Publicado em: quinta-feira, 06/02/2014

Egípcias se unem contra prática cultural nociva

Egípcias se unem contra prática cultural nocivaDeclarado pela OMS (a Organização Mundial da Saúde) celebra-se nesta quinta-feira, 06 de fevereiro, o Dia Internacional da Tolerância Zero Contra a Mutilação Genital Feminina. O costume da mutilação, também conhecido como ablação, é antigo e nocivo, e muitas vezes praticado sob a justificativa de que se trata de um dever religioso. As autoridades também costumam fazer vistas grossas, e cerca de 90% das egípcias passaram pelo processo.

Tentando alertar para o fato, diversas organizações e associações civis egípcias, como o Centro Canal para Estudos de Formação e Pesquisa, lançaram a campanha, e esperam através dela sensibiliza a população a ponto de erradicar o hábito definitivamente. O País é um dos que possuem o maior número de mutilações genitais no mundo. Para Omnia Arki, porta-voz do Centro, é necessário explicitar que nenhuma mutilação genital é defendida em qualquer texto religioso.

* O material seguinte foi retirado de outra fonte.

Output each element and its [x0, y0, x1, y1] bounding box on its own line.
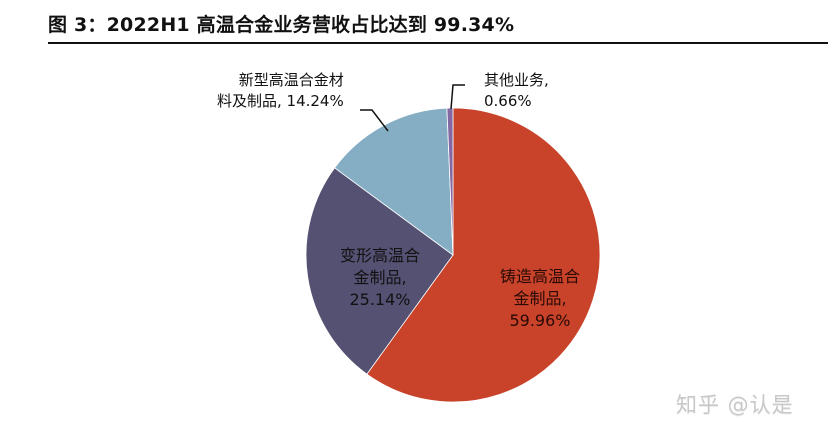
watermark: 知乎 @认是	[676, 393, 794, 417]
leader-line-other	[450, 84, 465, 110]
chart-title: 图 3：2022H1 高温合金业务营收占比达到 99.34%	[48, 14, 515, 36]
slice-cast	[366, 107, 601, 403]
label-other: 其他业务, 0.66%	[484, 71, 549, 110]
pie-slices	[305, 107, 601, 403]
title-underline	[48, 42, 828, 44]
leader-line-new-material	[360, 109, 389, 132]
slice-other	[446, 107, 454, 256]
label-deformed: 变形高温合 金制品, 25.14%	[339, 246, 420, 309]
slice-deformed	[305, 167, 454, 375]
label-new-material: 新型高温合金材 料及制品, 14.24%	[217, 71, 344, 110]
label-cast: 铸造高温合 金制品, 59.96%	[499, 267, 580, 330]
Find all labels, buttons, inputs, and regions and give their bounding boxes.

Embora as leis do Egito punam a ablação, os casos continuam acontecendo. É que as leis são inúteis até as pessoas que perpetuam o costume mudem suas crenças, disse o professor da Universidade do Cairo, Tareq Anis, dá aulas de sexologia e também preside a Sociedade Pan Árabe de Medicina Sexual. A maioria das vezes são as mães que levam suas filhas ao médico para executar o procedimento, muitas crescem se sentindo incapazes e destroçadas, infelizes com o próprio corpo.

As implicações são físicas, sexuais, emocionais, sociais e pessoais. E, embora a prática comece a diminuir entre as mulheres e meninas o índice ainda é muito alto. Mas, para Anis, é basicamente uma questão cultural e tradição, uma vez que não possuem nenhuma utilidade médica.

Morte

Se a mutilação não traz nenhum benefício médico, os malefícios já são mais do que sabidos. Após passar pela mutilação genital, uma adolescente sofreu complicações e morreu em decorrência disso. Foi em junho de 2008, e desde então o costume passou a ser crime, constando no código penal do Egito e prevendo penas de prisão com de três meses de prisão até dois anos, e até US$ 800 de multas.